Source: CUPE

Over 2,100 airline attendants at Air Transat voted almost unanimously in favour of strike action last week, after years of poverty pay and job cuts.

The workers, represented by CUPE, are underpaid, understaffed, and standing up to an industry that has used the COVID-19 pandemic as an excuse to provide a worse service while pocketing corporate bailouts. 

Eroding conditions for workers

Last week, 99.8 per cent of CUPE’s Air Transat Component workers voted to strike, after more than six months at the bargaining table. While Air Transat received nearly $900 million in government money during the COVID-19 pandemic, the company has fought hard to keep its workers understaffed and underpaid. 

The starting salary for an Air Transat flight attendant is $26,577, well below the sort of income needed to live in a major city like Toronto, Montreal, or Vancouver—where the country’s airports are located. For this reason, over half of these workers have had to take on second or even third jobs

Worse, the airline laid off 70 per cent of its workforce in March of 2020. Ironically, this came just two months after Forbes placed it on its list of Canada’s best employers. The airline also completely suspended regular service for two extended periods during 2020 and 2021, putting even greater financial stress on the few attendants who remained. 

The company promised that these layoffs would be temporary, but as of today they employ only 2,100 attendants, compared to over 5,000 before the pandemic. Unsurprisingly, the lack of staff has led to an increased workload for attendants, including a chronic issue of unpaid work: on average, flight attendants work 35 hours of unpaid time every month! 

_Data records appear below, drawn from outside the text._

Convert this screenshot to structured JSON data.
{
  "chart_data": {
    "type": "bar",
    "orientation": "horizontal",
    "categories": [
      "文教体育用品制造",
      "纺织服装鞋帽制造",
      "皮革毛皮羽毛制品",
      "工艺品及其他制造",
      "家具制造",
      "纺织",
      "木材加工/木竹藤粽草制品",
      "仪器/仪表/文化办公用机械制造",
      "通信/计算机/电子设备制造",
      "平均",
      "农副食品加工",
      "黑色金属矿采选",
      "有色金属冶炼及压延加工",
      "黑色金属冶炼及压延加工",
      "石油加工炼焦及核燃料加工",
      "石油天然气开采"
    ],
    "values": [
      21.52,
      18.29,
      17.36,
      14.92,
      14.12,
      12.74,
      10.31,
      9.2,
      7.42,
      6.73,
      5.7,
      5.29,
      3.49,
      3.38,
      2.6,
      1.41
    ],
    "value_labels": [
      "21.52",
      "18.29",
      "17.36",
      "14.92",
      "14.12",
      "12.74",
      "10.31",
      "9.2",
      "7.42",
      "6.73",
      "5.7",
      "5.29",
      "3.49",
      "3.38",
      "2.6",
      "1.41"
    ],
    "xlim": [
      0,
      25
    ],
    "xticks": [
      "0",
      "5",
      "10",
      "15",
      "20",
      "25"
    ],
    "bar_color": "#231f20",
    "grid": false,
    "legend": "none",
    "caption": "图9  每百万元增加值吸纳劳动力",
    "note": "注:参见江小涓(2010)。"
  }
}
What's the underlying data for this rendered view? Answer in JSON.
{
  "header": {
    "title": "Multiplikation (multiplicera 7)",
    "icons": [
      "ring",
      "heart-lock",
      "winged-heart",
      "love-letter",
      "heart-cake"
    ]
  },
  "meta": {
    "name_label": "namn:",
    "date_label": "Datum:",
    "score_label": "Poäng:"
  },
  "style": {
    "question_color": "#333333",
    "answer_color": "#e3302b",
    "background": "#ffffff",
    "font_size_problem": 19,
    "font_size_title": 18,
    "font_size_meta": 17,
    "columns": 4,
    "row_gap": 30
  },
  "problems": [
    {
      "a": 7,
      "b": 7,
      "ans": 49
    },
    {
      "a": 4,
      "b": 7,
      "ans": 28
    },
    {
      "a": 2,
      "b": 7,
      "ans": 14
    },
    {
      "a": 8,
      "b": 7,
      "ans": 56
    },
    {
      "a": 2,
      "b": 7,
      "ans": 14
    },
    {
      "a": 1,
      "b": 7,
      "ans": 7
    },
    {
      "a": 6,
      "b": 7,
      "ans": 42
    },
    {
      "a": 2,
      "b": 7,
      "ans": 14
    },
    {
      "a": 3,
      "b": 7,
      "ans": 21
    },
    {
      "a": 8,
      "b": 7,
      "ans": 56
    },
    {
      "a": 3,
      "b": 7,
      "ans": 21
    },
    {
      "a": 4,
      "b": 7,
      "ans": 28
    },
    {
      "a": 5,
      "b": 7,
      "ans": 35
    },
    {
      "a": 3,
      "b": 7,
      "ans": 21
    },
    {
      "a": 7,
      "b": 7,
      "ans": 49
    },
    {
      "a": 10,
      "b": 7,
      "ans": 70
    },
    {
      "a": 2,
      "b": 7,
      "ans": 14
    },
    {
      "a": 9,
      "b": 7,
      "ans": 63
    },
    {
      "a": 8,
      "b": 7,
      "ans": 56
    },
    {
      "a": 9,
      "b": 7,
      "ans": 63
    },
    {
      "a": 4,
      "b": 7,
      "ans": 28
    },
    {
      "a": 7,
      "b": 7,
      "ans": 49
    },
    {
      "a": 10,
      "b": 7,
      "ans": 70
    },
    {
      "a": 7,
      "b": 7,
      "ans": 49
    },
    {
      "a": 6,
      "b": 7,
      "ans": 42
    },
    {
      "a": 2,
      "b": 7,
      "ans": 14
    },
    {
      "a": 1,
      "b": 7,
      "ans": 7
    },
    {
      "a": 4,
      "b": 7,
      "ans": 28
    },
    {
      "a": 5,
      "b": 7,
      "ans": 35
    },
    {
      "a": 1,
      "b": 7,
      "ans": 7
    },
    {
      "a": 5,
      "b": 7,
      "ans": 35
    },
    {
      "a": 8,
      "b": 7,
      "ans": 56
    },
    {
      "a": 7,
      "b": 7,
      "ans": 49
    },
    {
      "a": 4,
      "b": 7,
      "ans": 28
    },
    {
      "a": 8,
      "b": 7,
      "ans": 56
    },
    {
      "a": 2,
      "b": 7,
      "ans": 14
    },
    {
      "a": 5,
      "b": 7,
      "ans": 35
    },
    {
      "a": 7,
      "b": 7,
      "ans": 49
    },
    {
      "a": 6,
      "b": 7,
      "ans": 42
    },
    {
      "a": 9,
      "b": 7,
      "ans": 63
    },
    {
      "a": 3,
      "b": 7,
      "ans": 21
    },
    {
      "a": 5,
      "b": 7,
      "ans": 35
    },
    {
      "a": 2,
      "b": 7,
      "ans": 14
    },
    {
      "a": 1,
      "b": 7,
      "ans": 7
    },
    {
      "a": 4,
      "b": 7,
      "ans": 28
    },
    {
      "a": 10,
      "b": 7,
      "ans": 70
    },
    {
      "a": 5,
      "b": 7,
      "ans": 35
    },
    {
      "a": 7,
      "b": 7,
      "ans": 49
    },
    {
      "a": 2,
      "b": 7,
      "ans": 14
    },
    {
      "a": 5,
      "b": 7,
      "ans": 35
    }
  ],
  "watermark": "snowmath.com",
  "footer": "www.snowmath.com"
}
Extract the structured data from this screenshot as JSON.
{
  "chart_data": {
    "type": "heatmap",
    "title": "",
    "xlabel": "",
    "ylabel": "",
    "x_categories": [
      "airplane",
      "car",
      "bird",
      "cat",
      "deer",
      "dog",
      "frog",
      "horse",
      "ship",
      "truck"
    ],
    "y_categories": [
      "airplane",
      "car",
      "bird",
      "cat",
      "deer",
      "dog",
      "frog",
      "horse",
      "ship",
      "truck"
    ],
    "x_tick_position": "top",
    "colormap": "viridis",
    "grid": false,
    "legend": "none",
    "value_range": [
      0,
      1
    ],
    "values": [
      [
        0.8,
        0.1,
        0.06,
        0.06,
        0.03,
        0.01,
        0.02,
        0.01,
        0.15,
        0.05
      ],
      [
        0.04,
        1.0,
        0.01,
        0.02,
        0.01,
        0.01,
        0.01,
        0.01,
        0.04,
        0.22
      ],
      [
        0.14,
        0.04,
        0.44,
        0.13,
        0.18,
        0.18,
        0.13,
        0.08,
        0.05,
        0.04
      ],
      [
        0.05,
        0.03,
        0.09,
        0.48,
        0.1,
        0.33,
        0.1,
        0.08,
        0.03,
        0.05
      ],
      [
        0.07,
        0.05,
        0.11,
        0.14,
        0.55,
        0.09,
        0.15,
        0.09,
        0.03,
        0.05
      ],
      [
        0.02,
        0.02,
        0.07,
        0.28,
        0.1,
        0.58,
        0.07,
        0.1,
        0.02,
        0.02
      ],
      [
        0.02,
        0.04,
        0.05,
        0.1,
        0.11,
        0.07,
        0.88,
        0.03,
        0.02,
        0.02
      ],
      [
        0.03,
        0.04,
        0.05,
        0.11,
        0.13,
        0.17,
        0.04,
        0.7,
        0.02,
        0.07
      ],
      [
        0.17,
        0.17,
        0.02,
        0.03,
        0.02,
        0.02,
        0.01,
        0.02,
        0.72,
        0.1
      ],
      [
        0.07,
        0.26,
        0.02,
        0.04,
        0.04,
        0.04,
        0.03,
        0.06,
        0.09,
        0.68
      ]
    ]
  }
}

Even as the company has started to turn a massive profit again – earning $756 million in Q3 of 2023 alone—they continue to cut jobs. In January of this year, they shut down their base at Vancouver International Airport, forcing over 200 workers to either relocate across the country or lose their jobs. 

Facing poor pay and a high cost of living, with working conditions that only seem to get worse despite their employers’ increasing profits, it is no wonder that CUPE Air Transat workers voted so overwhelmingly to strike. 

The crisis of private ownership in air travel

The potential strike is a symptom of the generalized crisis within the air travel industry, which has been particularly acute in Canada.

From 2020-22, airlines cynically used the lockdown as an excuse to cut down on expenses by reducing the quality of their services, all the while helping themselves to billions of dollars in taxpayers’ money. Air Canada, for instance, cancelled tens of thousands of flights over the course of the pandemic, then treated their executives to $10 billion in bonuses. 

After sacrificing so much to keep the country running during the pandemic, and receiving nothing in return, workers are beginning to fight back. The near-strike of WestJet pilots in May was the first signal of a potential struggle, which has now spread to both Air Transat and Air Canada, whose pilots’ union triggered a clause ending their contract a year early to kickstart negotiations on a new deal. 

Canada’s airline owners have clearly demonstrated that their interests are at odds with the needs of regular people. The anarchy of the profit-based capitalist market is to blame, and the only solution lies in the hands of the workers themselves. 

Under a socialist planned economy, all airlines would need to be controlled and operated democratically by workers themselves. Under workers’ management, in place of capitalist management, we can guarantee all airline workers safe working conditions and decent pay and ensure that service is not undermined in the interests of profit.

We stand with Air Transat airline attendants in their fight for fair wages, an end to unpaid work, and an end to the continuous attacks on their livelihoods in the interests of wealthy shareholders. Solidarity with the airline workers! Strike until victory!